Myoclonus-dystonia syndrome (MDS) is a genetically heterogeneous disorder characterized by myoclonic jerks often seen in combination with dystonia and psychiatric co-morbidities and epilepsy. Mutations in the gene encoding epsilon-sarcoglycan (SGCE) have been found in some patients with MDS. SGCE is a maternally imprinted gene with the disease being inherited in an autosomal dominant pattern with reduced penetrance upon maternal transmission. In the central nervous system, epsilon-sarcoglycan is widely expressed in neurons of the cerebral cortex, basal ganglia, hippocampus, cerebellum and the olfactory bulb. epsilon-Sarcoglycan is located at the plasma membrane in neurons, muscle and transfected cells. To determine the effect of MDS-associated mutations on the function of epsilon-sarcoglycan we examined the biosynthesis and trafficking of wild-type and mutant proteins in cultured cells. In contrast to the wild-type protein, disease-associated epsilon-sarcoglycan missense mutations (H36P, H36R and L172R) produce proteins that are undetectable at the cell surface and are retained intracellularly.
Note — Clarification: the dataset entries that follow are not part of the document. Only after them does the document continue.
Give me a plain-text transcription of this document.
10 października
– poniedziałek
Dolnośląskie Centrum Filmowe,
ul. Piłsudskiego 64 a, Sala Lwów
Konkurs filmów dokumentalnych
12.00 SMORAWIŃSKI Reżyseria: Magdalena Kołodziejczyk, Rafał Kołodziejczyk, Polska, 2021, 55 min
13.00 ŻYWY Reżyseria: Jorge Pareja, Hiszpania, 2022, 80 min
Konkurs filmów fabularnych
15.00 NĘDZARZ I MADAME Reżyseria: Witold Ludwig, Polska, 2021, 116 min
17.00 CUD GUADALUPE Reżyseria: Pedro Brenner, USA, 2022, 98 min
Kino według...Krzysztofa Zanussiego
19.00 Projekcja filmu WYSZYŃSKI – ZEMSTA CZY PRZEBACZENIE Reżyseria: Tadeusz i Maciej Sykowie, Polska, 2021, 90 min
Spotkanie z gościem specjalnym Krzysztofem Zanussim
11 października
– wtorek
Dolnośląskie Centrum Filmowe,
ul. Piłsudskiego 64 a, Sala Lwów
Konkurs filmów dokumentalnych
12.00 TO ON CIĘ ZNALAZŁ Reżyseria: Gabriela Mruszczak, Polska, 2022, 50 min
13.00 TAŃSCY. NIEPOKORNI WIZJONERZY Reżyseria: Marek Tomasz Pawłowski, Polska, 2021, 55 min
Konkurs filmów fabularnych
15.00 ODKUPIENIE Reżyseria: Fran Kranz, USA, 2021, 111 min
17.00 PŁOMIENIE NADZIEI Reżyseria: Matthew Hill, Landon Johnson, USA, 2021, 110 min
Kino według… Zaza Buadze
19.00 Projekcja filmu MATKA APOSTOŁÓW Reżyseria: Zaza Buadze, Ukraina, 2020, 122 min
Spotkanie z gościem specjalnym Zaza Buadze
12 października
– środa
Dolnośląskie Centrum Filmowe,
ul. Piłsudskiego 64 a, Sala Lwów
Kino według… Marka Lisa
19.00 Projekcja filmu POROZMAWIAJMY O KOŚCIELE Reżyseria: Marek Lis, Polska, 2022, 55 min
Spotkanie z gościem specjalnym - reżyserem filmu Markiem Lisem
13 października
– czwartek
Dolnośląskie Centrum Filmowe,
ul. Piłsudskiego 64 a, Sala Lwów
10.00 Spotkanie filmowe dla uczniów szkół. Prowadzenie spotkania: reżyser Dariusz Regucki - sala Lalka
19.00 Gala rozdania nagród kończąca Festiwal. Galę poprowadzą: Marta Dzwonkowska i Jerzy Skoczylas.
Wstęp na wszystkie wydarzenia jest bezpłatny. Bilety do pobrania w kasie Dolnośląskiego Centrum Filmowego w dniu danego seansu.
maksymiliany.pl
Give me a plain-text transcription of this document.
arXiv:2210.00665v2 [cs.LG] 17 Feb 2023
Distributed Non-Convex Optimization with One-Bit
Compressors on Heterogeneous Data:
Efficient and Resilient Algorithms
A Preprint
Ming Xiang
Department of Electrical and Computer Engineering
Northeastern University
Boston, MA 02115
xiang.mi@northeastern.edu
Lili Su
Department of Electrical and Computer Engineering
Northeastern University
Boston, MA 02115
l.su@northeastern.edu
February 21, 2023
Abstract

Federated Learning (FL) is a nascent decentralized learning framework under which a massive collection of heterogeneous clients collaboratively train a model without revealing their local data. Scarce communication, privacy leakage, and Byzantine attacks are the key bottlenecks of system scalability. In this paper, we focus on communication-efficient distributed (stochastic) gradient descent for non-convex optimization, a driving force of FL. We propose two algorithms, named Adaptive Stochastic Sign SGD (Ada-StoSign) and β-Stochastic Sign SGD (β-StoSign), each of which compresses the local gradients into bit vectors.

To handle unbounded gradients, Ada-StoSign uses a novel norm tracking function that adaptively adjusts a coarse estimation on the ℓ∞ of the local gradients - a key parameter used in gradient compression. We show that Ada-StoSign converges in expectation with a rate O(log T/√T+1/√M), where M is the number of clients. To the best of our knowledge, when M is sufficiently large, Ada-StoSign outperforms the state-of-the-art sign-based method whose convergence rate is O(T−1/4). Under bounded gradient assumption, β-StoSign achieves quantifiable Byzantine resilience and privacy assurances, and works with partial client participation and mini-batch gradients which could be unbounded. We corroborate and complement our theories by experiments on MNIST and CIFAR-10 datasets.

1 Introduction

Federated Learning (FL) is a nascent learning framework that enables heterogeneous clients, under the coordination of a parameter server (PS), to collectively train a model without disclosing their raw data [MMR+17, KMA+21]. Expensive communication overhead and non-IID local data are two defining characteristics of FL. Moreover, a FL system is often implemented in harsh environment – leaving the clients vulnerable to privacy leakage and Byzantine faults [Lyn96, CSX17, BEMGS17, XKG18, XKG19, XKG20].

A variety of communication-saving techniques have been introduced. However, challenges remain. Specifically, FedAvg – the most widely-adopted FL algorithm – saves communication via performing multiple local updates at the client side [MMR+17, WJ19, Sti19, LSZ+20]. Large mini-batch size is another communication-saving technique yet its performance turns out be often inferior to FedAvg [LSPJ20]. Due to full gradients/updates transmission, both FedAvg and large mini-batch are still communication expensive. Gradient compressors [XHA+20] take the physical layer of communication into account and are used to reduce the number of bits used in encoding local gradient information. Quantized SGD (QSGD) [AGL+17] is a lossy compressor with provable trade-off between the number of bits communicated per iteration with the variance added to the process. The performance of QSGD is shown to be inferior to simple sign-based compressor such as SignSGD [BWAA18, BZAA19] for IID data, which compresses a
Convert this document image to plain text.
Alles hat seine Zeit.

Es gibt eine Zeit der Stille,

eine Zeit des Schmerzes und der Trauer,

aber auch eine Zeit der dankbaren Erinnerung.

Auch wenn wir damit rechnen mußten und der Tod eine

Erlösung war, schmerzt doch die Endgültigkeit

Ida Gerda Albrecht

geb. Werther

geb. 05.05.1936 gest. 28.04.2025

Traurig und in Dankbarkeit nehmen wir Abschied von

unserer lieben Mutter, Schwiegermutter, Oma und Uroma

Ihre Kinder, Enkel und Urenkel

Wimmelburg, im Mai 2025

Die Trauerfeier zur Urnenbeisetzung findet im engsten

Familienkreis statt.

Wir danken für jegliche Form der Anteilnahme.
These mutant proteins become polyubiquitinated and are rapidly degraded by the proteasome. Furthermore, torsinA, that is mutated in DYT1 dystonia, a rare type of primary dystonia, binds to and promotes the degradation of epsilon-sarcoglycan mutants when both proteins are co-expressed. These data demonstrate that some MDS-associated mutations in SGCE impair trafficking of the mutant protein to the plasma membrane and suggest a role for torsinA and the ubiquitin proteasome system in the recognition and processing of misfolded epsilon-sarcoglycan.
肌阵挛性肌张力障碍综合征(MDS)是一种基因异质性疾病,其特征为肌阵挛性抽搐,常伴有肌张力障碍、精神共病和癫痫。在一些MDS患者中发现了编码ε-肌聚糖(SGCE)的基因突变。SGCE是一个母系印记基因,该疾病以常染色体显性模式遗传,母系传递时外显率降低。在中枢神经系统中,ε-肌聚糖在大脑皮层、基底神经节、海马体、小脑和嗅球的神经元中广泛表达。ε-肌聚糖位于神经元、肌肉和转染细胞的质膜上。为了确定MDS相关突变对ε-肌聚糖功能的影响,我们在培养细胞中检测了野生型和突变型蛋白的生物合成及转运情况。与野生型蛋白不同,与疾病相关的ε-肌聚糖错义突变(H36P、H36R和L172R)产生的蛋白在细胞表面无法检测到,并滞留于细胞内。这些突变蛋白被多聚泛素化,并被蛋白酶体迅速降解。此外,在一种罕见的原发性肌张力障碍——DYT1肌张力障碍中发生突变的扭转蛋白A,在与ε-肌聚糖突变体共表达时,会结合并促进其降解。这些数据表明,SGCE中一些与MDS相关的突变会损害突变蛋白向质膜的转运,并提示扭转蛋白A和泛素蛋白酶体系统在识别和处理错误折叠的ε-肌聚糖中发挥作用。